Memorial da Pandemia no Rio homenageia 700 mil mortos e reforça papel da ciência

Espaço no Centro do Rio é inaugurado no Dia Mundial da Saúde e propõe reflexão sobre impactos da Covid-19 no Brasil

O Memorial da Pandemia foi inaugurado nesta terça-feira (7), no Centro Cultural do Ministério da Saúde, como um espaço dedicado à memória das mais de 700 mil vítimas da Covid-19 no Brasil — sendo mais de 75 mil apenas no estado do Rio de Janeiro.

A abertura do memorial coincide com o Dia Mundial da Saúde e também marca a reabertura do centro cultural após um período de reformas. O local passa a receber visitantes com uma proposta voltada à reflexão sobre os efeitos da pandemia no país.

Entre os destaques da inauguração está uma instalação que exibe, de forma alternada, nomes de pessoas que morreram em decorrência da doença, criando um ambiente de homenagem e memória coletiva.
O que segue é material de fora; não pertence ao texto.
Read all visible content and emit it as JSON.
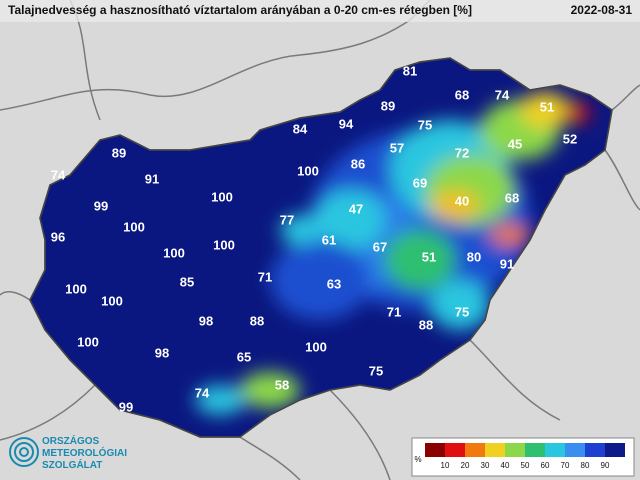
{
  "header": {
    "title": "Talajnedvesség a hasznosítható víztartalom arányában a 0-20 cm-es rétegben [%]",
    "date": "2022-08-31"
  },
  "stations": [
    "81",
    "68",
    "74",
    "51",
    "84",
    "94",
    "89",
    "75",
    "52",
    "89",
    "91",
    "57",
    "72",
    "45",
    "74",
    "100",
    "86",
    "69",
    "99",
    "100",
    "40",
    "68",
    "96",
    "100",
    "47",
    "77",
    "61",
    "67",
    "100",
    "100",
    "51",
    "80",
    "91",
    "71",
    "85",
    "63",
    "100",
    "100",
    "71",
    "75",
    "98",
    "88",
    "88",
    "100",
    "98",
    "65",
    "100",
    "75",
    "58",
    "74",
    "99"
  ],
  "legend": {
    "unit": "%",
    "ticks": [
      "10",
      "20",
      "30",
      "40",
      "50",
      "60",
      "70",
      "80",
      "90"
    ],
    "colors": [
      "#8b0000",
      "#e01010",
      "#f07a10",
      "#f0d020",
      "#8cd84a",
      "#2fbf70",
      "#29c6e0",
      "#3a8ef0",
      "#1f3fd0",
      "#0d1a8a"
    ]
  },
  "logo": [
    "ORSZÁGOS",
    "METEOROLÓGIAI",
    "SZOLGÁLAT"
  ]
}
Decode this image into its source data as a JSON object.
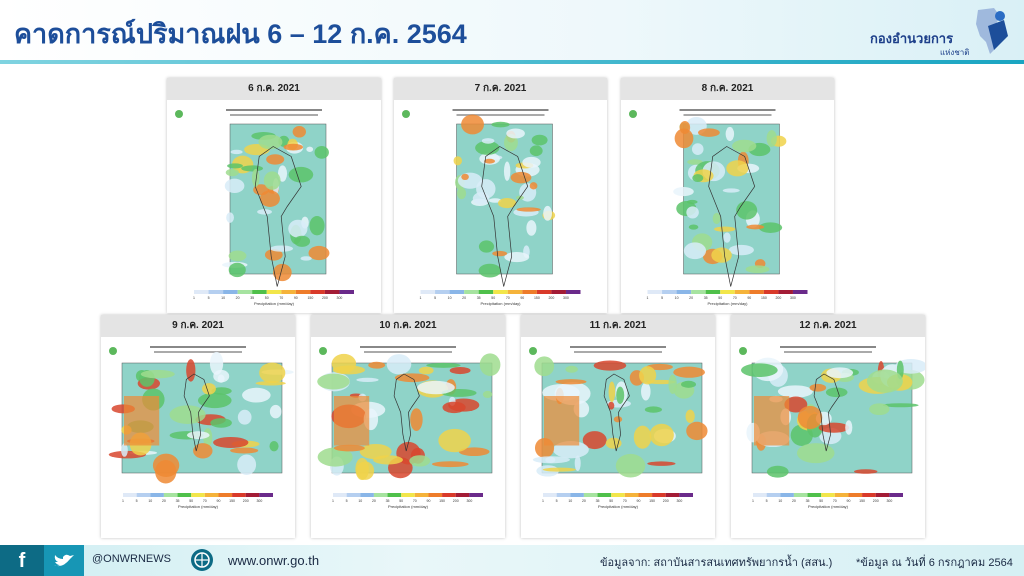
{
  "header": {
    "title": "คาดการณ์ปริมาณฝน 6 – 12 ก.ค. 2564",
    "logo_text": "กองอำนวยการ",
    "logo_sub": "แห่งชาติ"
  },
  "panels": [
    {
      "title": "6 ก.ค. 2021"
    },
    {
      "title": "7 ก.ค. 2021"
    },
    {
      "title": "8 ก.ค. 2021"
    },
    {
      "title": "9 ก.ค. 2021"
    },
    {
      "title": "10 ก.ค. 2021"
    },
    {
      "title": "11 ก.ค. 2021"
    },
    {
      "title": "12 ก.ค. 2021"
    }
  ],
  "colorbar": {
    "label": "Precipitation (mm/day)",
    "ticks": [
      "1",
      "5",
      "10",
      "20",
      "35",
      "50",
      "70",
      "90",
      "150",
      "200",
      "300"
    ]
  },
  "footer": {
    "social": "@ONWRNEWS",
    "website": "www.onwr.go.th",
    "source": "ข้อมูลจาก: สถาบันสารสนเทศทรัพยากรน้ำ (สสน.)",
    "note": "*ข้อมูล ณ วันที่ 6 กรกฎาคม 2564"
  }
}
Espaço propõe reflexão sobre a pandemia

A iniciativa tem como objetivo preservar a história das vítimas da crise sanitária e reforçar a importância de políticas públicas de saúde baseadas em evidências científicas. O espaço cultural foi revitalizado para abrigar atividades que incentivem o debate sobre os impactos sociais e sanitários da Covid-19.

Durante a cerimônia, o ministro da Saúde, Alexandre Padilha, destacou o papel da ciência no enfrentamento da pandemia e criticou a desinformação que marcou o período.

Segundo ele, o país enfrentou não apenas uma crise sanitária, mas também uma crise de responsabilidade pública, agravada por atitudes negacionistas e pela falta de incentivo à vacinação.

Autoridades criticam negacionismo e destacam ciência

Em seu discurso, Padilha afirmou que muitas mortes poderiam ter sido evitadas caso medidas baseadas em evidências científicas tivessem sido adotadas de forma mais ampla. Ele também ressaltou a importância de preservar a memória das vítimas para que erros não se repitam no futuro.

O ministro ainda alertou para os riscos da desinformação e da banalização do sofrimento humano durante a pandemia, defendendo que esses episódios não devem ser esquecidos nem normalizados.

A criação do memorial, segundo o governo federal, é também uma forma de valorizar o Sistema Único de Saúde (SUS) e reforçar o compromisso com políticas públicas voltadas à proteção da população.

Agenda inclui regulamentação de sanitaristas

Ainda dentro das ações do Dia Mundial da Saúde, uma agenda foi realizada na Fundação Oswaldo Cruz (Fiocruz), com foco na regulamentação da profissão de sanitarista.

Durante o evento, foram entregues os primeiros registros profissionais da categoria, que atua em áreas estratégicas como vigilância sanitária, epidemiológica e ambiental.

A iniciativa busca reconhecer oficialmente esses profissionais e fortalecer sua atuação no sistema de saúde brasileiro, especialmente diante dos desafios evidenciados pela pandemia.